If you just want to keep a log of intermediate values, there are many ways to do so--for instance, rather than lifting everything into IO, a simple Writer monad will suffice, this being equivalent to making functions return a 2-tuple of their actual result and an accumulator value (some sort of list, typically).
It's also not usually necessary to put everything into the monad, only the functions that need to write to the "log" value--for instance, you can factor out just the subexpressions that might need to do logging, leaving the main logic pure, then reassemble the overall computation by combining pure functions and logging computations in the usual manner with fmaps and whatnot. Keep in mind that Writer is kind of a sorry excuse for a monad: with no way to read from the log, only write to it, each computation is logically independent of its context, which makes it easier to juggle things around.
But in some cases even that's overkill--for many pure functions, just moving subexpressions to the toplevel and trying things out in the REPL works pretty well.
If you want to actually inspect run-time behavior of pure code, however--for instance, to figure out why a subexpression diverges--there is in general no way to do so from other pure code--in fact, this is essentially the definition of purity. So in that case, you have no choice but to use tools that exist "outside" the pure language: either impure functions such as unsafePerformPrintfDebugging--errr, I mean trace--or a modified runtime environment, such as the GHCi debugger.
trace also tends to over-evaluate its argument for printing, losing a lot of the benefits of laziness in the process.
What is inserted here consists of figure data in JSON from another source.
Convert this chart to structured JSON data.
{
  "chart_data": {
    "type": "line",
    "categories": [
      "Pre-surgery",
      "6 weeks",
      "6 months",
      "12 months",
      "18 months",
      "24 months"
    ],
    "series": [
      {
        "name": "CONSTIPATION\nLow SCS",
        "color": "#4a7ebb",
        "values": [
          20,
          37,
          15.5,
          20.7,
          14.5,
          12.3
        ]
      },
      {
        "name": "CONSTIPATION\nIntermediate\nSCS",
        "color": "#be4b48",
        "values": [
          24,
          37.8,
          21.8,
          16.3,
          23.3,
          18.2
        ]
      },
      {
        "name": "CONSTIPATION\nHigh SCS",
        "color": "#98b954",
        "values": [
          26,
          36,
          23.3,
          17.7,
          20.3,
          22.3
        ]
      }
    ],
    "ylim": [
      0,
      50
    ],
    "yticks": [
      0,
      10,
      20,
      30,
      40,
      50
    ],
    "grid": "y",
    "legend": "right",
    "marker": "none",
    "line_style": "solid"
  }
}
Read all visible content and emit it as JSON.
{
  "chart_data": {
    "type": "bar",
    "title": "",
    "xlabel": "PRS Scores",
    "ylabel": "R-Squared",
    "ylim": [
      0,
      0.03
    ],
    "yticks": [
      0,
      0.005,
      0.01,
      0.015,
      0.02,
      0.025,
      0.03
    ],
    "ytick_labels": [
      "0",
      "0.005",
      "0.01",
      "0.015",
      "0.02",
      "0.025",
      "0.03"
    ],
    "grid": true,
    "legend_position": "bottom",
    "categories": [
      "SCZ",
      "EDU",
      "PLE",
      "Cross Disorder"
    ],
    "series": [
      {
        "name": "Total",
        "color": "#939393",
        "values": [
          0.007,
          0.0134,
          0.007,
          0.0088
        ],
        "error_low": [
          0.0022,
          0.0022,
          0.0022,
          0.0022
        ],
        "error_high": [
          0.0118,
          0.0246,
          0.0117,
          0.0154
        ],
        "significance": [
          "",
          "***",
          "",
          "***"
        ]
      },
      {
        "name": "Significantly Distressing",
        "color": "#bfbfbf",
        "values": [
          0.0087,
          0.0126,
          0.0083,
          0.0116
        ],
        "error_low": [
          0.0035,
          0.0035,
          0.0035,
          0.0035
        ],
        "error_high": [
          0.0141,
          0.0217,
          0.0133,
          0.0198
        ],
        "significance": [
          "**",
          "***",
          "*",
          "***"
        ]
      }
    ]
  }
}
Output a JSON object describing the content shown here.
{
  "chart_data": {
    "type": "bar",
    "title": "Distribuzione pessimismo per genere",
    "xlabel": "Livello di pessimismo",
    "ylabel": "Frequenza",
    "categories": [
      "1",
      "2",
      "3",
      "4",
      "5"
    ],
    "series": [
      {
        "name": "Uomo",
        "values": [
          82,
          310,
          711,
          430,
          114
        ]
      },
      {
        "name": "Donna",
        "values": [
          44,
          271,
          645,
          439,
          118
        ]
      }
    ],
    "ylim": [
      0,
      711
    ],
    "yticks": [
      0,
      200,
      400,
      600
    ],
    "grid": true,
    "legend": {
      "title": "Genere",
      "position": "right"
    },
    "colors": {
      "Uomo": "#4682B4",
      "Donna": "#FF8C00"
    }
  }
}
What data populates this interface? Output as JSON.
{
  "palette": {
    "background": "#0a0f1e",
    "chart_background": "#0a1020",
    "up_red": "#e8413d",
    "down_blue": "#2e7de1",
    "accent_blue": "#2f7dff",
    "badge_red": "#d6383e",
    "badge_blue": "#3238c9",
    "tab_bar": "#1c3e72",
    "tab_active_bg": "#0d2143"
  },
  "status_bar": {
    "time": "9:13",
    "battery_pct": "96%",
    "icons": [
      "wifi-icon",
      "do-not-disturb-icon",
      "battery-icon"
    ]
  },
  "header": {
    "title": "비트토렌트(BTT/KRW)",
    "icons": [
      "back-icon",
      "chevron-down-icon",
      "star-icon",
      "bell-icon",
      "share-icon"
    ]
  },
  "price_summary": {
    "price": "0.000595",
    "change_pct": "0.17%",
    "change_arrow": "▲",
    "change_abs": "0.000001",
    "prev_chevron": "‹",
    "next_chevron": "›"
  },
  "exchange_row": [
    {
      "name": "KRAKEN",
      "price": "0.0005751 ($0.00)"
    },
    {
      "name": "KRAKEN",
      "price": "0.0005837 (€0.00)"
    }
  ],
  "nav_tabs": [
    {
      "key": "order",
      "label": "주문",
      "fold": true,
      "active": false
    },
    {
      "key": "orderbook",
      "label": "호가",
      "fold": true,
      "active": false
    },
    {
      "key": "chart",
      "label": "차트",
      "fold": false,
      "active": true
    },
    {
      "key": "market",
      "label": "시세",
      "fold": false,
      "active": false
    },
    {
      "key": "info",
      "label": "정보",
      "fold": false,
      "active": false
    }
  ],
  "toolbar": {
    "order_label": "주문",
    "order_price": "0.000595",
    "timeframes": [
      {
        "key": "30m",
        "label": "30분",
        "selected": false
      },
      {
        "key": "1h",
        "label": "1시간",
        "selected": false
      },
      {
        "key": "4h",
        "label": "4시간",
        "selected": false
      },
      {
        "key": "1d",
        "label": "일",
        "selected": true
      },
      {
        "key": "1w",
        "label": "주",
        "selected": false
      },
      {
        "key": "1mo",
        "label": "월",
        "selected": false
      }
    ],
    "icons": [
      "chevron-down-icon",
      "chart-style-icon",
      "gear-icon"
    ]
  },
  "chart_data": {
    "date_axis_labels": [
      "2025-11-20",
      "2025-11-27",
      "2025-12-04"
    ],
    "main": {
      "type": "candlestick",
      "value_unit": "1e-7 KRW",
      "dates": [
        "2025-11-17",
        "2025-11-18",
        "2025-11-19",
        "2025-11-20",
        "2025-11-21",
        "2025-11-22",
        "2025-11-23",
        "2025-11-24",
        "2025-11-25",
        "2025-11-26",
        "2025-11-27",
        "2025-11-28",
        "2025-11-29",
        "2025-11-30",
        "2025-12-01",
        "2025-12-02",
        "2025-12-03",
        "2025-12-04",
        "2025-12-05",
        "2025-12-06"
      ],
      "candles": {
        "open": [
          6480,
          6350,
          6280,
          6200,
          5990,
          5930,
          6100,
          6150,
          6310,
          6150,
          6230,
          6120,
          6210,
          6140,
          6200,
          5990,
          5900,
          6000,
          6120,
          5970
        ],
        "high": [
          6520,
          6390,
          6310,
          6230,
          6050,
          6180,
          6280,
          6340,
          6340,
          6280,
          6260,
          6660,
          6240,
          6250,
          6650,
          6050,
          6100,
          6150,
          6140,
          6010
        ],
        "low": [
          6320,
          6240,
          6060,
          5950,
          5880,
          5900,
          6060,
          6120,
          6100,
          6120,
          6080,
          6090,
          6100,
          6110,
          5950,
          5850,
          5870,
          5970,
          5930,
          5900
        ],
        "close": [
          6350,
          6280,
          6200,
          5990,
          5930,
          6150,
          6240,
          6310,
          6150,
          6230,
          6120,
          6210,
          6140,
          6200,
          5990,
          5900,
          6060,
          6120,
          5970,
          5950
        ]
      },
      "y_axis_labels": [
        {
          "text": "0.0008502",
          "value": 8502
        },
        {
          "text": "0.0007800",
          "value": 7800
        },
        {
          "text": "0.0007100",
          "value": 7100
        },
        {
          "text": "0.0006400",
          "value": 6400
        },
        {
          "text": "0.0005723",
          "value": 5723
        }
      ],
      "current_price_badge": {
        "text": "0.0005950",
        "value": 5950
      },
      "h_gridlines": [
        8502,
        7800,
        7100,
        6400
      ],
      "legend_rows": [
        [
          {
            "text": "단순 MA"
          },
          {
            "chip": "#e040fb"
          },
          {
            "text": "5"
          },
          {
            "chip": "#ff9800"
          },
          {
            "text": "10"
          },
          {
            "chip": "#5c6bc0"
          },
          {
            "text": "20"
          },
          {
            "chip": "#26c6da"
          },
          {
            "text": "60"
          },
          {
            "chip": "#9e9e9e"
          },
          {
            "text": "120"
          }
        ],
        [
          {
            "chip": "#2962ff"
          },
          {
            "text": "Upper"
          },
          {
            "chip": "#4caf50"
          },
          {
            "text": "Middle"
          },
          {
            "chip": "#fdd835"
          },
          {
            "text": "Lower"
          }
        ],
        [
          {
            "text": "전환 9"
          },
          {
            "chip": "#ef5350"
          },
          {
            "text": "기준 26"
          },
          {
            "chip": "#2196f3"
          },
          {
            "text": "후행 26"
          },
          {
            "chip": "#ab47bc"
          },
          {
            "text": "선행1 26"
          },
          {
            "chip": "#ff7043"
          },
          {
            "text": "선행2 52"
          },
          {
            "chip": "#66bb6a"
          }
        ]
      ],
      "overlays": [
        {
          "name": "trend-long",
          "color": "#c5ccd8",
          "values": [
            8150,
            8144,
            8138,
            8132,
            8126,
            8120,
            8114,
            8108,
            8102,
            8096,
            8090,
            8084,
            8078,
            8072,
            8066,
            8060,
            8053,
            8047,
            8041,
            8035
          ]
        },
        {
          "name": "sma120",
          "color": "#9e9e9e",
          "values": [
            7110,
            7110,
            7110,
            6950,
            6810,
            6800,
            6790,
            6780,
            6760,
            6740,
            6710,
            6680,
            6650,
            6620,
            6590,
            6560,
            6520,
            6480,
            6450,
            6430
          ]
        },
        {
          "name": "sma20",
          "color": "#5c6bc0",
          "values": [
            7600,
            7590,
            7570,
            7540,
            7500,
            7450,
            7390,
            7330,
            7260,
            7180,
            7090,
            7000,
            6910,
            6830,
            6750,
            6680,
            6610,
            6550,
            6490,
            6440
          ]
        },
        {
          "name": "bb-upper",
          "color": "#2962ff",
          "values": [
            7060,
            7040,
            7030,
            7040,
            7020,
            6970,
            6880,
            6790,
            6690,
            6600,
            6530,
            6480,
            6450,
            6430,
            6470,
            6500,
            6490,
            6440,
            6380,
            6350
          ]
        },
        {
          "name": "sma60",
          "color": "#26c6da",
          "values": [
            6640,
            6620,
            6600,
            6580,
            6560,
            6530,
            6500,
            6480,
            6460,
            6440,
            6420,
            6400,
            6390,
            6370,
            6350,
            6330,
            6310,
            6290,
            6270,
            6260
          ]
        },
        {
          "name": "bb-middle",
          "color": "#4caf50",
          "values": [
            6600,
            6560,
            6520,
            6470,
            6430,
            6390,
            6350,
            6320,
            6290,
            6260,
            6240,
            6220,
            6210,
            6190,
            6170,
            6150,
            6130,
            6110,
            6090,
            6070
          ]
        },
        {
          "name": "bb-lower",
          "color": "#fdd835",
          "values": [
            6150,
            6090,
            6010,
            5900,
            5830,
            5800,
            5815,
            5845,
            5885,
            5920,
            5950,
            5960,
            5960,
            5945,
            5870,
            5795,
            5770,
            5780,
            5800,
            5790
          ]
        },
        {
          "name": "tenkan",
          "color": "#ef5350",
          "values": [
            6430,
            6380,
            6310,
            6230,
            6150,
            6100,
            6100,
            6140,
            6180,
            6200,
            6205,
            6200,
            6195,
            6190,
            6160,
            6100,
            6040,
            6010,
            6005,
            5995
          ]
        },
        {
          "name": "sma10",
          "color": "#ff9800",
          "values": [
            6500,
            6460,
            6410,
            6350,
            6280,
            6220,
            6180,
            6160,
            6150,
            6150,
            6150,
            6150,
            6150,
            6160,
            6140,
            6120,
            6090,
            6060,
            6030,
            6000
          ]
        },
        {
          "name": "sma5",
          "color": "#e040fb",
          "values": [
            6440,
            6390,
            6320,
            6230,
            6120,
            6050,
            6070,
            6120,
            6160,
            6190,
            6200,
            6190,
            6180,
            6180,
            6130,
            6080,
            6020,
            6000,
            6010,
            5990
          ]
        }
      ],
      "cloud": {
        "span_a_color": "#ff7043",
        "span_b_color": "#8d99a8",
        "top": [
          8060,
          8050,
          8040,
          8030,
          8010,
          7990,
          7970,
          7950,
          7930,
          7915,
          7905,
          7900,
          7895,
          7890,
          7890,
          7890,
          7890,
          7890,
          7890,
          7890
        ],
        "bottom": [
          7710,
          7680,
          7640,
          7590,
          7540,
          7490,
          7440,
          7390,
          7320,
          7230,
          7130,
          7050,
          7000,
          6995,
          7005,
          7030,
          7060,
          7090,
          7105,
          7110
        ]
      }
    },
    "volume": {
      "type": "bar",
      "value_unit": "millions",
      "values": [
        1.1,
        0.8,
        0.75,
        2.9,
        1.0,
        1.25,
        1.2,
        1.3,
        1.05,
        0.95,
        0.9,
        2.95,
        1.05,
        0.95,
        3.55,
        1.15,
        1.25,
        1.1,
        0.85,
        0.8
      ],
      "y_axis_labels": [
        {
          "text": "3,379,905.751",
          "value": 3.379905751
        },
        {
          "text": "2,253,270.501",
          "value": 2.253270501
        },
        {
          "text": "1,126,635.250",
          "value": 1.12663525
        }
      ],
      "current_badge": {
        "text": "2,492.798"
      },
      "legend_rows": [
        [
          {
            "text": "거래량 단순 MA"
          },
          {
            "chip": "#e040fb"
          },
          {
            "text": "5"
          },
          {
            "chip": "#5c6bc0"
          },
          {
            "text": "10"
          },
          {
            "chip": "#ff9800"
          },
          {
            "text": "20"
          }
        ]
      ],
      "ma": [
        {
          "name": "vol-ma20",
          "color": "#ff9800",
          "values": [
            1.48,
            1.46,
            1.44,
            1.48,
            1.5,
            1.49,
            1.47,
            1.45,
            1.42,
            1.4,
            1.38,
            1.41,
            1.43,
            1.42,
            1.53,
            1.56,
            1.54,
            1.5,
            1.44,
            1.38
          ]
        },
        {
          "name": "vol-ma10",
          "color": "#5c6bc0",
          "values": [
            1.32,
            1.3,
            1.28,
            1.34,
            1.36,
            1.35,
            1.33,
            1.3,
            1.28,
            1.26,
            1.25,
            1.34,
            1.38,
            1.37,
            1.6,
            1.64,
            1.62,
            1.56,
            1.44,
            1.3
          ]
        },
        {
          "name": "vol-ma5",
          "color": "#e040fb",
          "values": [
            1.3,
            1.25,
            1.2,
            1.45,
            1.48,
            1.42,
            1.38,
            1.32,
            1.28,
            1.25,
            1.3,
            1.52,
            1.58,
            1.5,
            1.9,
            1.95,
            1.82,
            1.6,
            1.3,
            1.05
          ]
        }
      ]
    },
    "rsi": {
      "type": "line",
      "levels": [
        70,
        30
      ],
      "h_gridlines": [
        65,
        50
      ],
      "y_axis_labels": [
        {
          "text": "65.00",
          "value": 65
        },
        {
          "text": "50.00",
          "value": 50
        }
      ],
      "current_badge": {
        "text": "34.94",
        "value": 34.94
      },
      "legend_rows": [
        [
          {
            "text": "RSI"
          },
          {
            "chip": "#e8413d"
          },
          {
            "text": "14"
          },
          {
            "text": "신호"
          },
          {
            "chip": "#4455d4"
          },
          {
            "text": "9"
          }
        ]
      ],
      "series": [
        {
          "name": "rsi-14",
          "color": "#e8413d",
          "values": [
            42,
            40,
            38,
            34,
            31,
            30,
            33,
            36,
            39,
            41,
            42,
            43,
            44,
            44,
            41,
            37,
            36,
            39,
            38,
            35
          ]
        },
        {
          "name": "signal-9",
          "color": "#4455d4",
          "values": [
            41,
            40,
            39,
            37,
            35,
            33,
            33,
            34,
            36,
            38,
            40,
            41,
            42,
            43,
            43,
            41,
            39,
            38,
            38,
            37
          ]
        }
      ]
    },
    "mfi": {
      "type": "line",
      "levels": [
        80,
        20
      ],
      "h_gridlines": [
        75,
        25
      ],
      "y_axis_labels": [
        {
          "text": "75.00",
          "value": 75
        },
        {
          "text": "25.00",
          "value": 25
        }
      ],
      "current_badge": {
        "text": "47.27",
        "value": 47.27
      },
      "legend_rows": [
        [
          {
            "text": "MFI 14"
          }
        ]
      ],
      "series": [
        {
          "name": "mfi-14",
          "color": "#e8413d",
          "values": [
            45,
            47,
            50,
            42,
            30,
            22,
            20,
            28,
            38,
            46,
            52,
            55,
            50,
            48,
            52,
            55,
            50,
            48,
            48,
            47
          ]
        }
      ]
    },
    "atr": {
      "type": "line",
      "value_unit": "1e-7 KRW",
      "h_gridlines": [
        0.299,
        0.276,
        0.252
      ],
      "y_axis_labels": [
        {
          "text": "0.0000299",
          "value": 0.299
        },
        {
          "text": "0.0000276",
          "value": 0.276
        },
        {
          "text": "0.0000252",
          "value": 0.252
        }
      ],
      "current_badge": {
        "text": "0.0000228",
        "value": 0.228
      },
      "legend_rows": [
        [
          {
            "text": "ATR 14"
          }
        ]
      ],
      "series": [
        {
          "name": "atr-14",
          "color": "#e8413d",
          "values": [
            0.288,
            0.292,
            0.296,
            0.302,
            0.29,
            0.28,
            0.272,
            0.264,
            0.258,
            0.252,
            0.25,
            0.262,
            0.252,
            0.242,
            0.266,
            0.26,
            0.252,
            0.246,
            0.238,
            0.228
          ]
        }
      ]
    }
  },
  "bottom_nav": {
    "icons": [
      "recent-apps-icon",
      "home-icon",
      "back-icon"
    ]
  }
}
If you can wait until the program is finished before studying the output, then stacking a Writer monad is the classic approach to implementing a logger. I use this here to return a result set from impure HDBC code.
Well, since whole Haskell is built around principle of lazy evaluation (so that order of calculations is in fact non-deterministic), use of printf's make very little sense in it.
If REPL+inspect resulting values is really not enough for your debugging, wrapping everything into IO is the only choice (but it's not THE RIGHT WAY of Haskell programming).